Tuesday, July 22, 2008


A few months ago, local governments were planning to add hybrid vehicles to their fleets. Memphis was going to buy 10, Shelby County and Collierville were going to get four each, and Bartlett was going to get two.

But that was before a budget snafu and a reduction in federal funding for clean air projects.

“There was money taken out for the [FedExForum] garage incident. That was the beginning of the problem,” says Larry Smith, supervisor of the local health department’s air quality improvement branch. “In addition to that, the state reduced the allocation given to the local area.”

To fund its upcoming projects, the Health Department reallocated money from its RideShare program, but other agencies weren’t as lucky. Funding for a new MATA transit center near the airport was eliminated.

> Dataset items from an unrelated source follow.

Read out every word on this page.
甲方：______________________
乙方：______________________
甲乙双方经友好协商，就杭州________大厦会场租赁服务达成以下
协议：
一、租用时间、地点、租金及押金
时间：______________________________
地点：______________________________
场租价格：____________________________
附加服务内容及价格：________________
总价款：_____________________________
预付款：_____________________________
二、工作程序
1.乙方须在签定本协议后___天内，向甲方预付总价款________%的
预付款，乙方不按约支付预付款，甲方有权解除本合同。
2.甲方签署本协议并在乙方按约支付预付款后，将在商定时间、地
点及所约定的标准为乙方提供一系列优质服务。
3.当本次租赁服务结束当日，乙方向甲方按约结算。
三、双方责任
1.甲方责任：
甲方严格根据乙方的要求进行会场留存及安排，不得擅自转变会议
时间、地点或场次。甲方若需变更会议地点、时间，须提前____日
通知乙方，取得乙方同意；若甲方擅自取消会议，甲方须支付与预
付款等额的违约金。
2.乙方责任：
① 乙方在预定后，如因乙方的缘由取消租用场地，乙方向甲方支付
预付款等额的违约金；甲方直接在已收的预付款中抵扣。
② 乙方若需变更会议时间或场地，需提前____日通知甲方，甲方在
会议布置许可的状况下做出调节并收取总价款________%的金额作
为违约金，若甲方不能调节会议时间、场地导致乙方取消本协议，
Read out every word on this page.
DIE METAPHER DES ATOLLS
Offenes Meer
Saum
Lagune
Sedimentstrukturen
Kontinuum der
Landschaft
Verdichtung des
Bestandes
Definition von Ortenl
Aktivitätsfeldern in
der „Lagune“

“We generally get about $3.2 million” each year in Congestion Mitigation and Air Quality money, says Martha Lott, administrator for the local Metropolitan Planning Organization (MPO).

“In 2000, we got $1.9 million. In 2008, we got $1.6 million, and they’re telling me for 2009, 2010, and 2011 to project about $200,000 less each year,” she says.

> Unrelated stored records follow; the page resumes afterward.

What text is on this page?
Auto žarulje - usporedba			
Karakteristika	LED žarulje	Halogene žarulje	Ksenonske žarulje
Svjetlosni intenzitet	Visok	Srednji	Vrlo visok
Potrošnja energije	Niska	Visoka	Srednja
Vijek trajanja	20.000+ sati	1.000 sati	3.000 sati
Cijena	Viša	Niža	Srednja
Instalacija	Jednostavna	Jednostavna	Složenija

The funding, known under the acronym CMAQ, is federal gas tax money that is disbursed to the state and then spent in areas that don’t meet clean air standards in ozone, carbon monoxide, and particulate matter.

Though the state said it would recoup more than $6 million in funding in late 2006 because of money misused for an intermodal bus transfer facility at the Forum, that money was not transferred until May of last year. Lott says she was not notified when the money was transferred.

In previous years, the state has given about 80 percent of CMAQ funding to the state’s various MPOs. This year the Tennessee Department of Transportation (TDOT) used 86 percent of the $28 million in this year’s CMAQ funding.

Alan Jones, advisor for TDOT’s environmental policy office, says one of the department’s priorities was intelligent transportation systems — which include cameras and electronic message boards — in Memphis, Nashville, Knoxville and Chattanooga.

“We have not started Chattanooga’s system yet,” Jones says. “Of the $28 million, $23 million is dedicated to starting Chattanooga’s system. None of the other MPOs had to spend their money on that.”

However, Jones says he hopes to see more funding given to MPOs in future years.

“The MPOs are uniquely qualified to understand their region and what might be the best projects,” Jones says. “Having this hybrid of the state department of transportation looking at priorities established by Congress or by the administration, we need the ability to send at least part of the money to MPOs to make their own decisions.”

Jones could not comment on the FedExForum garage because of an ongoing Tennessee Bureau of Investigation inquiry.

[Note: This story was supposed to run in this week's Flyer, but because all my colleagues had to go and do good work and get awards and everything, it got the ax. Which is probably just as well.]